In the findings, the research team utilized data from the Anti-Defamation League and the Southern Poverty Law Center, purportedly identifying 221 white supremacist groups. Nearly half of those groups were active on the social networking site.

Of the over 200 far-right groups, the TTP team reportedly uncovered four Facebook groups and 153 Facebook pages. A portion of the pages had remained active for nearly ten years. A few of the groups or organizations made a comeback on the social platform even after being banned.

“TTP found that 51% (113) of the organizations examined had a presence on Facebook in the form of Pages or Groups. Of the 113 hate groups with a presence, 34 had two or more associated Pages on Facebook, resulting in a total of 153 individual Pages and four individual Groups,” according to the TTP news release.

Among the pages belonging to extremists, they included symbolism and characteristics synonymous with neo-Nazism, neo-Confederatism, and white nationalism.

For the TTP team, their findings highlight a growing controversy with Facebook’s content moderation system, largely the result of what they describe as flawed ‘artificial intelligence’ and human moderators in charge of flagging such content.

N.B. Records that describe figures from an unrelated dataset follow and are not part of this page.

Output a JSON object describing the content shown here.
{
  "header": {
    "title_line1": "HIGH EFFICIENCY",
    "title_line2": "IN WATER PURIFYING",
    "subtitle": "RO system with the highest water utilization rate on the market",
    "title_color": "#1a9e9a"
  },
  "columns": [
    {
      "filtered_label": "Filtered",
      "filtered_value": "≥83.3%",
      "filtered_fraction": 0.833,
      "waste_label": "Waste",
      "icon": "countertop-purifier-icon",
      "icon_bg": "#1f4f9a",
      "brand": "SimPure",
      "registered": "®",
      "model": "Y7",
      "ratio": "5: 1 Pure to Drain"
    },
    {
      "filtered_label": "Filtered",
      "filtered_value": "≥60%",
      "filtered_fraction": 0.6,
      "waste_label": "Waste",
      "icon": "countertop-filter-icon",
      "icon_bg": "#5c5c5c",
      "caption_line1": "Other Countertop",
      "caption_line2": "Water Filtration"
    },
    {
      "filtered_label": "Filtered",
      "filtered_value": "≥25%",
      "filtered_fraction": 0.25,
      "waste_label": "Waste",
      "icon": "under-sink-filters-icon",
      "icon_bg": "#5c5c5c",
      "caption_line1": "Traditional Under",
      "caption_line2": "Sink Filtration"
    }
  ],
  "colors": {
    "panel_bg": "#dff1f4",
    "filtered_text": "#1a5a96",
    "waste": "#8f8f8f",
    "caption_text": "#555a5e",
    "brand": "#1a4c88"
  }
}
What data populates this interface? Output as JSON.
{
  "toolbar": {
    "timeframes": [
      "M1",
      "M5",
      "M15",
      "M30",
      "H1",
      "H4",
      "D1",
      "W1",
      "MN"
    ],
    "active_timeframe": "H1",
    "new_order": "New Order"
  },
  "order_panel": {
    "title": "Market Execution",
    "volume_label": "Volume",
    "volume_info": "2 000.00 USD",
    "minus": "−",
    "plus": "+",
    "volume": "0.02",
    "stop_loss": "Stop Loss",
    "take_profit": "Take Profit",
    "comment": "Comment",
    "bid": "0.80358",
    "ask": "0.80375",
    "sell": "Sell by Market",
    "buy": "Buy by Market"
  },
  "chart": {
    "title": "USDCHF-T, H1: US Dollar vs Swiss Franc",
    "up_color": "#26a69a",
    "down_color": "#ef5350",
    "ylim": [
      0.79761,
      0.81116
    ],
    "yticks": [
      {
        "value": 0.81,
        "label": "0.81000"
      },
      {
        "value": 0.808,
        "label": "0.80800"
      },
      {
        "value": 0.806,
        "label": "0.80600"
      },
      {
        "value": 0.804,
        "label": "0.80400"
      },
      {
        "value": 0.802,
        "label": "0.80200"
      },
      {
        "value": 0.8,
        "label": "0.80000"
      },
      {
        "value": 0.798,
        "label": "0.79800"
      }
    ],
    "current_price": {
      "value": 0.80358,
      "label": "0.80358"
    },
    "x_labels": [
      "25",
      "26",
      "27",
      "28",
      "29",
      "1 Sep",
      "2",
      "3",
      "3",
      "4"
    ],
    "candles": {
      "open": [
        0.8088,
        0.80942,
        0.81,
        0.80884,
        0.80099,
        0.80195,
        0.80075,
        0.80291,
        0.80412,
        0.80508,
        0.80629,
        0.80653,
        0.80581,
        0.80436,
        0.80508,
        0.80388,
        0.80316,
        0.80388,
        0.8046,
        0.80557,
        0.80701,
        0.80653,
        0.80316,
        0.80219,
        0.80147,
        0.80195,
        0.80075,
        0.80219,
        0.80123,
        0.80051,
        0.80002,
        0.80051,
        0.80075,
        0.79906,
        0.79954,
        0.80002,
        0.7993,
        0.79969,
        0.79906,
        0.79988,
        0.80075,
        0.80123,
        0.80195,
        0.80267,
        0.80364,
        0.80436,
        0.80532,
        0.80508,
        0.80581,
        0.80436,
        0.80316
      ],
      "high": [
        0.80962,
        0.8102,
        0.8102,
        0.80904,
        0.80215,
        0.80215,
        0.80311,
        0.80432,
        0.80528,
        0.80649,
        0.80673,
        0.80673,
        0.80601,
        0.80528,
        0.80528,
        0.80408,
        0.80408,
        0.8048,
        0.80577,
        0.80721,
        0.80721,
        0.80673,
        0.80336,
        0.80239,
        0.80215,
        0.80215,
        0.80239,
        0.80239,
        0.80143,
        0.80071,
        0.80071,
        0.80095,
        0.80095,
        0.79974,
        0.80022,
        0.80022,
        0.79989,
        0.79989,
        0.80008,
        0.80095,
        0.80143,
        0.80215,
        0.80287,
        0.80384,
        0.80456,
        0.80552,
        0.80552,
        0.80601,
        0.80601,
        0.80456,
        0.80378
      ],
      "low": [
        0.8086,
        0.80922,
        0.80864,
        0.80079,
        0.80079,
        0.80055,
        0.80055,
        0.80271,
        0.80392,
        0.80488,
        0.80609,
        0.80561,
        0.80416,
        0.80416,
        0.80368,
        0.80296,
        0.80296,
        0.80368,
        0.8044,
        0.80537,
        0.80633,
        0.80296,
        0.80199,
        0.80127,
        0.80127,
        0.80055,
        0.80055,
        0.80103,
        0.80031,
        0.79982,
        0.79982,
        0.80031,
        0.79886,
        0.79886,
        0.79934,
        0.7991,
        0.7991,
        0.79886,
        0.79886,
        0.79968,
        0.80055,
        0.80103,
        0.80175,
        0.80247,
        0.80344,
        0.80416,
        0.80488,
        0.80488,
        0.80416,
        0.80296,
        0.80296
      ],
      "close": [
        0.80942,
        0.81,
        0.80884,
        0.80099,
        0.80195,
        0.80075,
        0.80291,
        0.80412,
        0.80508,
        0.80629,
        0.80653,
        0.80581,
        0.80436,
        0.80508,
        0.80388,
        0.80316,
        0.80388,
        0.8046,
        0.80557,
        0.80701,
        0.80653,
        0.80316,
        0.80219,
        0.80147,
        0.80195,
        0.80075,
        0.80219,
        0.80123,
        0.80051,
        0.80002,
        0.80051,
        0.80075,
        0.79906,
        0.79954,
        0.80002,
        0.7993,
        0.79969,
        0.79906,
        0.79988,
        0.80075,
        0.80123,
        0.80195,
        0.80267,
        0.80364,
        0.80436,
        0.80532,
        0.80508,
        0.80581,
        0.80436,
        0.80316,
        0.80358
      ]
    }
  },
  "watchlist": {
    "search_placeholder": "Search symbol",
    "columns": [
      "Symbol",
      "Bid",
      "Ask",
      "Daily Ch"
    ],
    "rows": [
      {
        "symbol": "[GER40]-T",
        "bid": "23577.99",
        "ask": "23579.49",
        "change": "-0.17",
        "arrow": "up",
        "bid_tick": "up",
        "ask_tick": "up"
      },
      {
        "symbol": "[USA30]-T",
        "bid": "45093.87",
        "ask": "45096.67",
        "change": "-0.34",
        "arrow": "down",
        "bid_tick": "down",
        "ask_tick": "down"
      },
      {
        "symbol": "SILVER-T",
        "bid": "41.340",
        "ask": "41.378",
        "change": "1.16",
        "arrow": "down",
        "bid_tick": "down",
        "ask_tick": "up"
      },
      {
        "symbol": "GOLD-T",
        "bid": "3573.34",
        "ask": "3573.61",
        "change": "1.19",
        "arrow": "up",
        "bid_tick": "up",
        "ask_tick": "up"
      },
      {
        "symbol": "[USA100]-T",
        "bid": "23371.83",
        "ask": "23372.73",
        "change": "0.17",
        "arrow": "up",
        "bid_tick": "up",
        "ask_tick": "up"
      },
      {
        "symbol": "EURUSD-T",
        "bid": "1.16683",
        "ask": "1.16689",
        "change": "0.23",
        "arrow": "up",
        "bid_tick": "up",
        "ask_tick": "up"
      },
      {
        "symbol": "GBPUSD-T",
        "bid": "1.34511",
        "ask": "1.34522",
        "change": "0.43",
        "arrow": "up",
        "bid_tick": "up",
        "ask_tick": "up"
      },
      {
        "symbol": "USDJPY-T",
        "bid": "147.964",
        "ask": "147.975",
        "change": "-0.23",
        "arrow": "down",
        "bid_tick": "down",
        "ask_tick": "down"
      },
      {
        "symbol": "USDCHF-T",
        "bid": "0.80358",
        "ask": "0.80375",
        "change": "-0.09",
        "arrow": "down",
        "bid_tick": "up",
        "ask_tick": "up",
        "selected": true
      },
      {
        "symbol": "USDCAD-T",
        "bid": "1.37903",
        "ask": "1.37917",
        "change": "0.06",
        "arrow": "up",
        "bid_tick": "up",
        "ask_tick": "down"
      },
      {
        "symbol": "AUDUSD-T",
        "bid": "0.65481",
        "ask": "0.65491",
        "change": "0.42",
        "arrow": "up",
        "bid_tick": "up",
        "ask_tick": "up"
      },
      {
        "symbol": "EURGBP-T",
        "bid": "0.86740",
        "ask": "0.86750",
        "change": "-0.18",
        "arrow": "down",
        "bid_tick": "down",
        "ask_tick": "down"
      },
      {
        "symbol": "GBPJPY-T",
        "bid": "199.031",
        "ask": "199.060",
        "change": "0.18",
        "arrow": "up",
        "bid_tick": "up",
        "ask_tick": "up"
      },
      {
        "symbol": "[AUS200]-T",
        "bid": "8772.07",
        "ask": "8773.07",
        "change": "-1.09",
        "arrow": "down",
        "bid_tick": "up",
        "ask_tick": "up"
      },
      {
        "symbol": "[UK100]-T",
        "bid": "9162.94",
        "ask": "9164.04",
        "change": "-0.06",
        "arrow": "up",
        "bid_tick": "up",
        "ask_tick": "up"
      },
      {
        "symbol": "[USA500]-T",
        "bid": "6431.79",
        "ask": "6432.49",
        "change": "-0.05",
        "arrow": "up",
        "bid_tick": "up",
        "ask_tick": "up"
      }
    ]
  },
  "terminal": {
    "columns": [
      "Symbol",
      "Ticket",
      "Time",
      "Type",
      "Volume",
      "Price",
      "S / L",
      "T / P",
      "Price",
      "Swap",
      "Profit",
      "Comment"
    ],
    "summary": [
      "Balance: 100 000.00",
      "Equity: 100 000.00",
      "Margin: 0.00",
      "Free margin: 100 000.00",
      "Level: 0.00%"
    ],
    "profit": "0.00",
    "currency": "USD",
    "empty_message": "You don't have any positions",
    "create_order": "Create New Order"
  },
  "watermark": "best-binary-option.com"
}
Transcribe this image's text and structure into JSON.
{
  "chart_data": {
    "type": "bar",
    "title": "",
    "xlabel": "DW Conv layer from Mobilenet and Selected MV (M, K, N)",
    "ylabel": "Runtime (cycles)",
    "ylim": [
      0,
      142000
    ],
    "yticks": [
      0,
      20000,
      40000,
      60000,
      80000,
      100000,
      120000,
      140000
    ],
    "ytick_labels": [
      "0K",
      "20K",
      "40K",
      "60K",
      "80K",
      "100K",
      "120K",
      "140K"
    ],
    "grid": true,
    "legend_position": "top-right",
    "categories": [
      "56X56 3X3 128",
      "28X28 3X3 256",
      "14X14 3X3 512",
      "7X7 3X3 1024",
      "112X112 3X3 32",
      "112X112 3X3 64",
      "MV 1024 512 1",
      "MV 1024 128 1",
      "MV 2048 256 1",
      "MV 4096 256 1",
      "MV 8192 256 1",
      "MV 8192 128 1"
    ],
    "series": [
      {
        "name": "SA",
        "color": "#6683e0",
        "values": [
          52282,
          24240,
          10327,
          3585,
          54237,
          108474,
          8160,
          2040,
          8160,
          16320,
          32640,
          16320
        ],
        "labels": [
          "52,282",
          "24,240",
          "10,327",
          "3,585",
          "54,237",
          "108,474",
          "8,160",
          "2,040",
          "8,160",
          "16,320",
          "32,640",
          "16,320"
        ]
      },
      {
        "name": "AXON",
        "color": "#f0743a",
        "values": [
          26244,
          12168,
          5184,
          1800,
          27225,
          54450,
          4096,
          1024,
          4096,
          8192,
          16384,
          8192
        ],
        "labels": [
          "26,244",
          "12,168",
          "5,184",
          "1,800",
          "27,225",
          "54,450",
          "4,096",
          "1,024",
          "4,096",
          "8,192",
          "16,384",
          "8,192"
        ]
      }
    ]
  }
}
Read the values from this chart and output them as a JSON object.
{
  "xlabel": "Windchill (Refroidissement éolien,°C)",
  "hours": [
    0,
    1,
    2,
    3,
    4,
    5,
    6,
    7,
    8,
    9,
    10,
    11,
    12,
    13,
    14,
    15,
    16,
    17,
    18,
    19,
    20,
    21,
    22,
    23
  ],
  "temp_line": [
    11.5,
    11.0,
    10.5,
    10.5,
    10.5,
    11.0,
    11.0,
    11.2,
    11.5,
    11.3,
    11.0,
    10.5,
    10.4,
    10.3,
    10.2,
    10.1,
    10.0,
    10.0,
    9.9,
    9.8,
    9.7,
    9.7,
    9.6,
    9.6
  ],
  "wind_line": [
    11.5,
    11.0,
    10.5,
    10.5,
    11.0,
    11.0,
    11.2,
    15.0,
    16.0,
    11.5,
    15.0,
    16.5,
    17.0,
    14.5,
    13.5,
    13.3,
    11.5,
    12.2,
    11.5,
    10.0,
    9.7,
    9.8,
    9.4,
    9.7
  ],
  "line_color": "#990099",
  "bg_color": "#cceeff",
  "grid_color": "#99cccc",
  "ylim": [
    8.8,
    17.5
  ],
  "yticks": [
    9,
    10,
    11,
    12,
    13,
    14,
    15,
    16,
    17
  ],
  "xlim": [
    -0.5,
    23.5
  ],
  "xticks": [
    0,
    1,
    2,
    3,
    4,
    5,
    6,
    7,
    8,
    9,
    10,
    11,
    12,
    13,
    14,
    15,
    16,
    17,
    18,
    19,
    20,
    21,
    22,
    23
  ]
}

“Relying on users to identify objectionable material doesn’t work well when the platform is designed to connect users with shared ideologies, experts have noted, since white supremacists are unlikely to object to racist content they see on Facebook,” the TTP team argued.

“A lot of Facebook’s moderation revolves around users flagging content. When you have this kind of vetting process, you don’t run the risk of getting thrown off Facebook.”

TTP is a nonprofit watchdog organization launched in 2016 to probe malfeasance with its team of researchers and data scientists. It models itself as a nonpartisan research initiative aimed at transparency and accountability in corporate and government entities.